More Students Eyeing College Opt to Take ACT

By Jay Mathews
Washington Post Staff Writer
Wednesday, August 16, 2006

Scores on the ACT, the college entrance test rival to the SAT, increased for the high school class of 2006, as a record 1.2 million graduating seniors took the nearly three-hour exam.

Maryland, Virginia and the District joined the nation in having an increase in the number of students taking the test as well as in the scores. Although the SAT is the dominant test in the Washington area, the ACT has had a double-digit increase among students locally over the past four years, the Iowa City-based nonprofit ACT organization reported yesterday.

The top overall score on the ACT, which has sections on math, science, English and reading, is 36. The national average, which includes both public and private school students, increased to 21.1 from last year's 20.9. The average for Virginia was 21.1; for Maryland, 21.4; and for the District, 18.4.

The SAT is expected to report results from its newly revised test, given to about 1.5 million members of the Class of 2006, on Tuesday. The 80-year-old SAT has had a rough year, with more than 5,000 tests scored incorrectly because of moisture in some answer sheets. SAT officials have predicted a slight decline in their national average scores, blaming a drop in repeat test-taking.

(The new test also was lengthened to three hours and 45 minutes, and the top score increased from 1600 to 2400, to make room for a writing section that includes a required 25-minute essay.)

Since 2002, the number of ACT tests given in Virginia has risen 45 percent. The increase for that period in Maryland has been 23 percent, and, in the District, 14 percent. The ACT said its test was taken by 40 percent of seniors nationally, 15 percent of those in Virginia, 12 percent of Maryland's seniors and 30 percent of the District's.

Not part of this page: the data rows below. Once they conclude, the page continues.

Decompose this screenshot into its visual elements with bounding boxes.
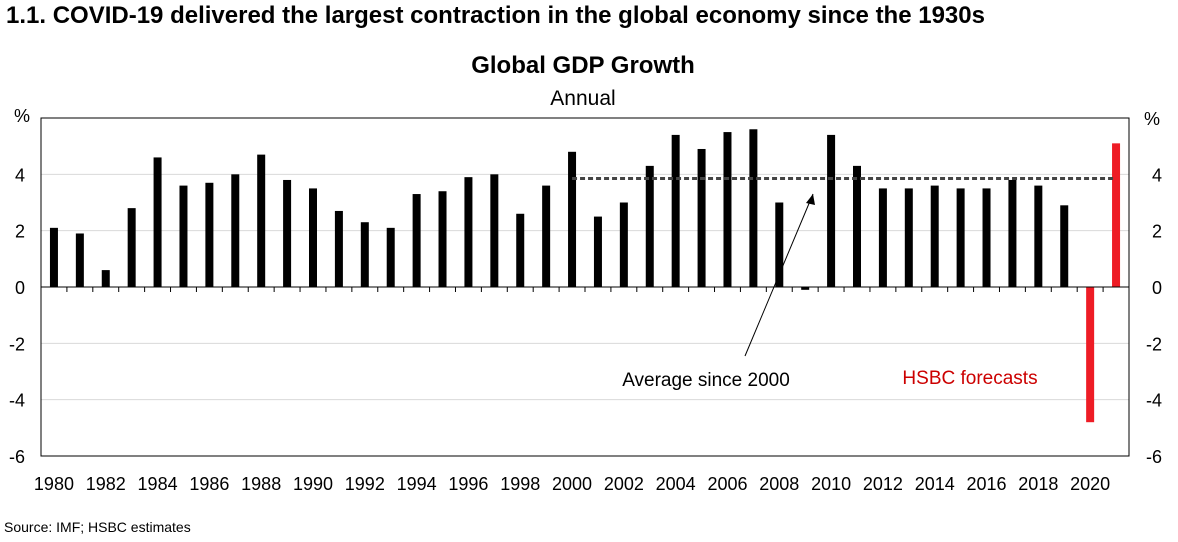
x-tick-label: 1988 [241,474,281,494]
y-tick-label-left: 2 [15,222,25,242]
bar [542,185,551,287]
x-tick-label: 1996 [448,474,488,494]
bar [878,188,887,287]
average-arrowhead [806,194,815,205]
bar [516,213,525,287]
bar [179,185,188,287]
x-tick-label: 1980 [34,474,74,494]
axes: -6 -6 -4 -4 -2 -2 0 0 2 2 4 4 1980 1982 1984 1986 1988 19… [9,165,1162,494]
page-heading: 1.1. COVID-19 delivered the largest cont… [6,2,985,29]
chart-subtitle: Annual [550,87,615,110]
bar [127,208,136,287]
x-tick-label: 2020 [1070,474,1110,494]
bar [101,270,110,287]
x-tick-label: 1990 [293,474,333,494]
bar [283,179,292,287]
gridlines [41,173,1129,401]
y-tick-label-left: -2 [9,334,25,354]
bar [671,134,680,287]
bar [49,227,58,287]
bar [257,154,266,287]
y-tick-label-left: 4 [15,165,25,185]
bar [75,233,84,287]
bars [49,129,1121,423]
x-tick-label: 2002 [604,474,644,494]
x-tick-label: 1982 [86,474,126,494]
bar [438,191,447,287]
average-annotation: Average since 2000 [622,370,790,391]
bar [930,185,939,287]
y-tick-label-left: 0 [15,278,25,298]
y-tick-label-right: -6 [1146,447,1162,467]
bar [205,182,214,287]
x-tick-label: 2006 [707,474,747,494]
left-axis-unit: % [14,106,30,126]
bar [853,165,861,287]
bar [749,129,758,287]
x-tick-label: 2014 [915,474,955,494]
bar [334,210,343,287]
x-tick-label: 1992 [345,474,385,494]
bar [1112,143,1121,287]
bar [231,174,240,287]
y-tick-label-right: 4 [1152,165,1162,185]
forecast-annotation: HSBC forecasts [902,368,1037,389]
bar [801,287,810,290]
y-tick-label-right: -4 [1146,391,1162,411]
average-arrow [744,193,814,357]
bar [904,188,913,287]
bar [593,216,602,287]
y-tick-label-left: -6 [9,447,25,467]
bar [1034,185,1043,287]
bar [568,151,577,287]
bar [309,188,317,287]
x-tick-label: 2008 [759,474,799,494]
x-tick-label: 2000 [552,474,592,494]
y-tick-label-right: -2 [1146,334,1162,354]
bar [153,157,162,287]
bar [619,202,628,287]
y-tick-label-right: 0 [1152,278,1162,298]
bar [645,165,654,287]
x-tick-label: 1986 [189,474,229,494]
y-tick-label-right: 2 [1152,222,1162,242]
bar [1086,287,1095,423]
chart-title: Global GDP Growth [471,52,695,79]
bar [956,188,965,287]
x-tick-label: 2012 [863,474,903,494]
bar [697,148,706,287]
right-axis-unit: % [1144,109,1160,129]
bar [386,227,395,287]
x-tick-label: 2018 [1018,474,1058,494]
bar [360,222,369,287]
y-tick-label-left: -4 [9,391,25,411]
x-tick-label: 1994 [397,474,437,494]
bar [982,188,991,287]
bar [1060,205,1069,287]
bar [490,174,499,287]
x-tick-label: 2004 [656,474,696,494]
x-tick-label: 1998 [500,474,540,494]
x-tick-label: 1984 [138,474,178,494]
bar [1008,179,1017,287]
source-note: Source: IMF; HSBC estimates [4,519,191,535]
bar [464,177,473,287]
bar [827,134,836,287]
bar [723,132,732,287]
bar [412,194,421,287]
annotations: Average since 2000 HSBC forecasts [572,177,1117,391]
x-tick-label: 2016 [967,474,1007,494]
x-tick-label: 2010 [811,474,851,494]
bar [775,202,784,287]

Karen Forman, head of guidance at George C. Marshall High in Fairfax County, said the growth in ACT test-takers at her 1,300-student school was significant but still small. Twenty-nine students took the test in the most recent school year, compared with 16 the year before, an 81 percent jump. She said the ACT's decision not to follow the SAT and add a required writing section -- there is an optional 30-minute essay -- might have led more students worried about their writing skills to the ACT. The ACT's science section also might have persuaded some strong science students to try the less-popular test, she said. The SAT does not have a science section.

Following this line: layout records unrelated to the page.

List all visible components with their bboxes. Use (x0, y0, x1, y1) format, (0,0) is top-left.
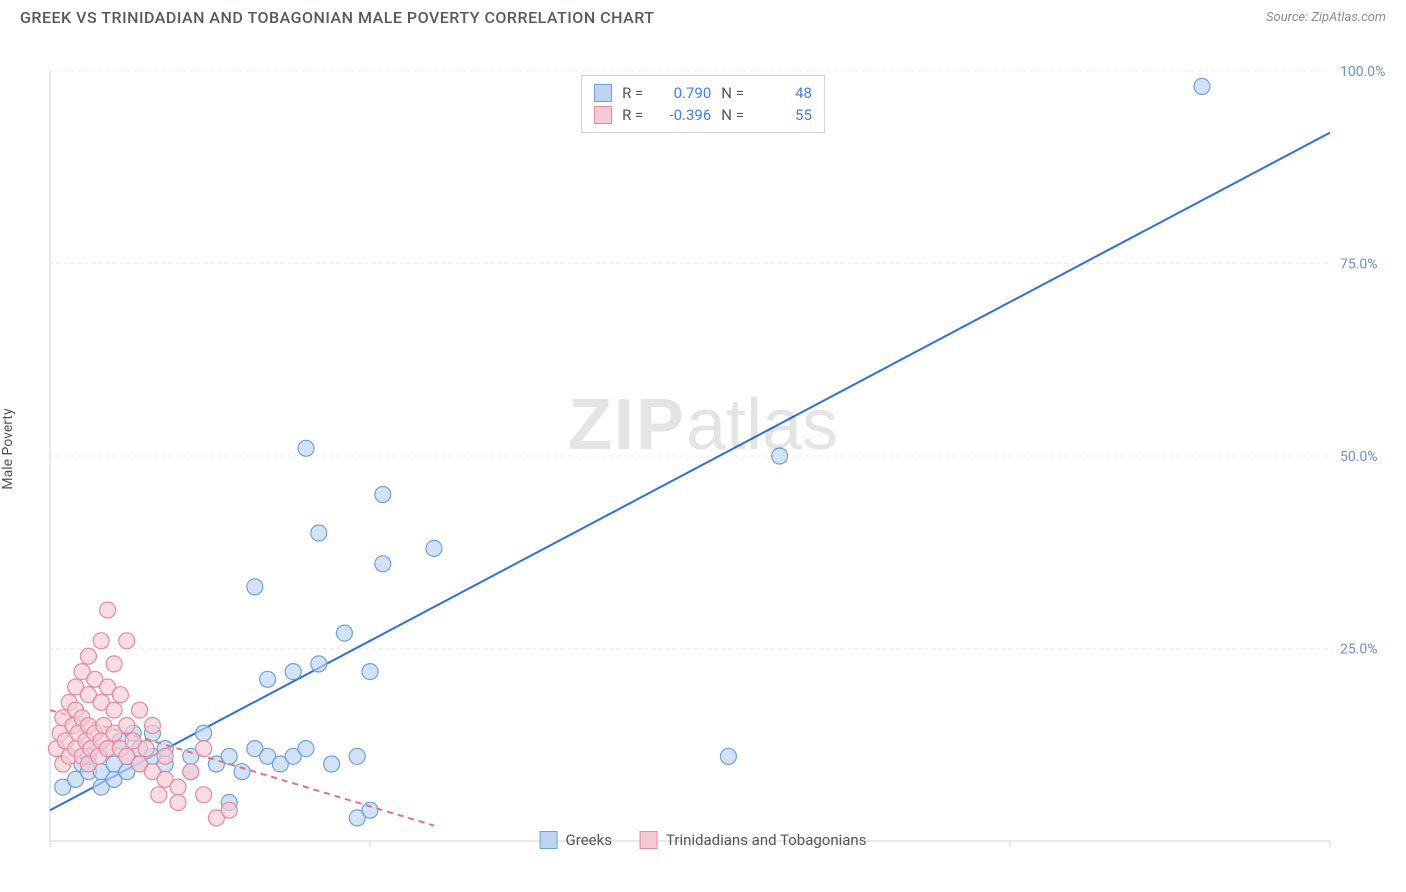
svg-text:100.0%: 100.0% (1285, 849, 1330, 851)
swatch-trinidadians (594, 106, 612, 124)
source-label: Source: ZipAtlas.com (1266, 10, 1386, 25)
svg-text:50.0%: 50.0% (1340, 449, 1378, 465)
legend-swatch-trinidadians (640, 831, 658, 849)
stats-row-greeks: R = 0.790 N = 48 (594, 82, 812, 104)
legend-swatch-greeks (540, 831, 558, 849)
svg-text:75.0%: 75.0% (1340, 257, 1378, 273)
swatch-greeks (594, 84, 612, 102)
stats-row-trinidadians: R = -0.396 N = 55 (594, 104, 812, 126)
svg-text:0.0%: 0.0% (48, 849, 78, 851)
scatter-chart: 25.0% 50.0% 75.0% 100.0% 0.0% 100.0% (0, 31, 1406, 851)
chart-area: Male Poverty ZIPatlas 25.0%50.0%75.0%100… (0, 31, 1406, 851)
legend-item-greeks: Greeks (540, 831, 612, 849)
svg-text:100.0%: 100.0% (1340, 64, 1385, 80)
svg-text:25.0%: 25.0% (1340, 642, 1378, 658)
y-axis-label: Male Poverty (0, 408, 16, 489)
legend-item-trinidadians: Trinidadians and Tobagonians (640, 831, 866, 849)
stats-legend: R = 0.790 N = 48 R = -0.396 N = 55 (581, 75, 825, 133)
chart-title: GREEK VS TRINIDADIAN AND TOBAGONIAN MALE… (20, 8, 655, 27)
series-legend: Greeks Trinidadians and Tobagonians (540, 831, 867, 849)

Patricia Vallani, a counselor at Damascus High School in Montgomery County, said ACT use is also increasing at her school. "The kids find it user-friendly," she said, because the ACT reflects more skills taught in school. She said Damascus counselors will sometimes recommend the ACT to students whose PSAT or SAT scores are not as impressive as their high school grades.

Despite the scoring difference between the ACT and the SAT, students usually do equally well on each. The ACT, with the essay question, costs $43, and the SAT is $41.50, a 46 percent jump from the cost of the old SAT. Without the writing test, the ACT costs $29.

Some students said they preferred the ACT because, unlike with the SAT, they did not have to send all their scores, especially the bad ones, to the colleges to which they were applying. The SAT decided to end its policy of letting students decide which score to send to schools three years ago because it gave an advantage to affluent students who could afford to take more tests and pay for better coaching.